Open bgruening opened 4 years ago
Cool. That sounds workable. BTW, I would like to describe what future Galaxy ML models look like in my mind. Models are saved in HDF5, including model structure and weights. A new datatype, as a subclass of HDF5, can be made specific for models. The datatype may carry a metadata file, similar to Bam, which permanently stores a JSON format of the model structure. Consequently, models can be previewed via accessing the metadata file. Tunable hyperparameters can be saved in a metadata file as well, which enables dynamical access in the hyperparameter search tool. Current HDF5 persistence utility is built on top of pickle. Therefore, sanitizer or security checker is still needed in play.

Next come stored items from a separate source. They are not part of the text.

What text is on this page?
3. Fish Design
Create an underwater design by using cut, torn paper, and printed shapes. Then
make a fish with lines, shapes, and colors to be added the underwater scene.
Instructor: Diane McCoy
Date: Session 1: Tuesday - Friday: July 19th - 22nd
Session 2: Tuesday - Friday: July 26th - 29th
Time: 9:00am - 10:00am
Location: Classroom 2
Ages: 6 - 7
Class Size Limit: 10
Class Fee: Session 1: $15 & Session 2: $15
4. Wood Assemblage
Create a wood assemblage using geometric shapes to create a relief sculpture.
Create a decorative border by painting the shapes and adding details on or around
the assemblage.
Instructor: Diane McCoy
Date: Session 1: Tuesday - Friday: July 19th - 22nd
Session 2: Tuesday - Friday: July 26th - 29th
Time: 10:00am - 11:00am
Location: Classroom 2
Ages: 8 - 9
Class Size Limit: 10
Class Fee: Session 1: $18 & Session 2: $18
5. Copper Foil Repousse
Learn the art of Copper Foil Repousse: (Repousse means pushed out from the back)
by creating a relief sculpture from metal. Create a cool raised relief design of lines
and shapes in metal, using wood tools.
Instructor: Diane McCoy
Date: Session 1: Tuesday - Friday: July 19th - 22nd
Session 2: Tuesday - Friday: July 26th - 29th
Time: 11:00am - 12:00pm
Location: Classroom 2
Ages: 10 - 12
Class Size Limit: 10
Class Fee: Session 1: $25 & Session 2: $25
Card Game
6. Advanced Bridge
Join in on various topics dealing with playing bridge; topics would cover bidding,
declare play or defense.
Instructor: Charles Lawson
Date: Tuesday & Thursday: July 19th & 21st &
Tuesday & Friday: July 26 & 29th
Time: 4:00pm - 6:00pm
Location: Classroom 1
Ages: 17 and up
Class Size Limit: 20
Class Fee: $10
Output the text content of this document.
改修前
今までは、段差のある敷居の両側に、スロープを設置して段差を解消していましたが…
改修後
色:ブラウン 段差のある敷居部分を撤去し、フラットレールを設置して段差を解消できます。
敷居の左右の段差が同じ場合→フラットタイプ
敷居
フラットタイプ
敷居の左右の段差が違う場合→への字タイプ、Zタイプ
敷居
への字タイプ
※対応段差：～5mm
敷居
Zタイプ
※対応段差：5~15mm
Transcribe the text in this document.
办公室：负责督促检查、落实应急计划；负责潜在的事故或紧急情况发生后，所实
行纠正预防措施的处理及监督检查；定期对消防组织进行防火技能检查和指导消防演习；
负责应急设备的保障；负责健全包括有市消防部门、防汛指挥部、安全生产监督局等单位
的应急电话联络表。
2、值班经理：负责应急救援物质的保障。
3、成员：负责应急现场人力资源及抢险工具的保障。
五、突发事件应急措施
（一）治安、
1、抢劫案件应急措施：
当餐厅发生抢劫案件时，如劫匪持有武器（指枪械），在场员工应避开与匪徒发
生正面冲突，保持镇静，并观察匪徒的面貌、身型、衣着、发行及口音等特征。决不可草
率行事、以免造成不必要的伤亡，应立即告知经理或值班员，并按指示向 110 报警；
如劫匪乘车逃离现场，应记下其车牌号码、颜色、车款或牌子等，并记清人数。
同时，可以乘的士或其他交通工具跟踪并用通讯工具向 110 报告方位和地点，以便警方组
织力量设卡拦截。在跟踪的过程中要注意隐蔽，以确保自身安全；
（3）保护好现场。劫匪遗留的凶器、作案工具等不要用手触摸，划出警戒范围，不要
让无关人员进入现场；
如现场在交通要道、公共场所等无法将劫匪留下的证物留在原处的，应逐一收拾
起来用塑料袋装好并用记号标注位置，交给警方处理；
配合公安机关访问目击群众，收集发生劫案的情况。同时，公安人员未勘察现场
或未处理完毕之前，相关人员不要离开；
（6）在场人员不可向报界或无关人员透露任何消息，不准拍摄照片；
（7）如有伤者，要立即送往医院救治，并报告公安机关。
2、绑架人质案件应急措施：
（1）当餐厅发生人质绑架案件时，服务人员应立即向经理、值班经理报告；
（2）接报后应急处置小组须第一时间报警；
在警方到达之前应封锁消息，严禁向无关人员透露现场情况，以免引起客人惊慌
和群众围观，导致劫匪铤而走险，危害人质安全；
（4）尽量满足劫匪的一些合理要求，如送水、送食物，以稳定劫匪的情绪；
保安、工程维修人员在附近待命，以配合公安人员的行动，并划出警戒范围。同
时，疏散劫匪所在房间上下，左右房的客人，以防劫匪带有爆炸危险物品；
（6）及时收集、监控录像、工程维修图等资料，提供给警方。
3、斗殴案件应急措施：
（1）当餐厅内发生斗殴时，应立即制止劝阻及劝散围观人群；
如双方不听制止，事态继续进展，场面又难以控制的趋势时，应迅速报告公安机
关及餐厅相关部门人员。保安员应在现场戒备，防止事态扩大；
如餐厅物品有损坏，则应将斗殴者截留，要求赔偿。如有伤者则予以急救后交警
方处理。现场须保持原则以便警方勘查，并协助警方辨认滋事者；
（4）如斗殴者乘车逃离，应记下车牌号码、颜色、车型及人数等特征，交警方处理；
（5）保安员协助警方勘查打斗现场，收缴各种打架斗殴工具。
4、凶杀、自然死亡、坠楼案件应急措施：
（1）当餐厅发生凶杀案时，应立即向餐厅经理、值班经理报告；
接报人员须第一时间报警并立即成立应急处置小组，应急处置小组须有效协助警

Agree this seems like the right approach for working with pickled files that we can't otherwise trust @bgruening, and it's also mentioned in the Python docs as well so likely best practices as well: https://docs.python.org/3/library/pickle.html FYI, looks like scikit-learn has a more efficient dumps/loads than pickle these days called joblib
: https://scikit-learn.org/stable/modules/model_persistence.html
Looking forward, I agree with @qiagu that moving to HDF5 files with model/pipeline attributes saved is the ideal approach. Unfortunately, it still doesn't seem like there's general support for dumping/loading non-deep-learning ML models, and writing one ourselves is quite a bit of work that I don't think is worth it right now if we implement the hmac signing approach
@jgoecks We already have had something made there. https://github.com/goeckslab/Galaxy-ML/tree/master/galaxy_ml/model_persist
Loading model using pickle...
(1.2471628189086914 s)
Dumping model using pickle...
(3.6942389011383057 s)
File size: 930712861
Dumping model to hdf5...
(3.006715774536133 s)
File size: 930729696
Loading model from hdf5...
(0.6420958042144775 s)
Pipeline(memory=None,
steps=[('robustscaler',
RobustScaler(copy=True, quantile_range=(25.0, 75.0),
with_centering=True, with_scaling=True)),
('kneighborsclassifier',
KNeighborsClassifier(algorithm='auto', leaf_size=30,
metric='minkowski', metric_params=None,
n_jobs=1, n_neighbors=100, p=2,
weights='uniform'))],
verbose=False)
https://github.com/goeckslab/Galaxy-ML/blob/master/galaxy_ml/tests/test_model_persist.py#L94-L101
Ah, good to know. How far along is this work?
The util was made earlier this year. I recall it worked for all sklearn models (pipelines) in a test. It failed to catch one numpy type from xgboost module, but that can be fixed. Since the util decomposes and recomposes objects using the same interface as pickle does, it has my trust.
This way we could even share the
SHARED_KEY_MAYBE_FROM_ENV
across usegalaxy.* and transfer models.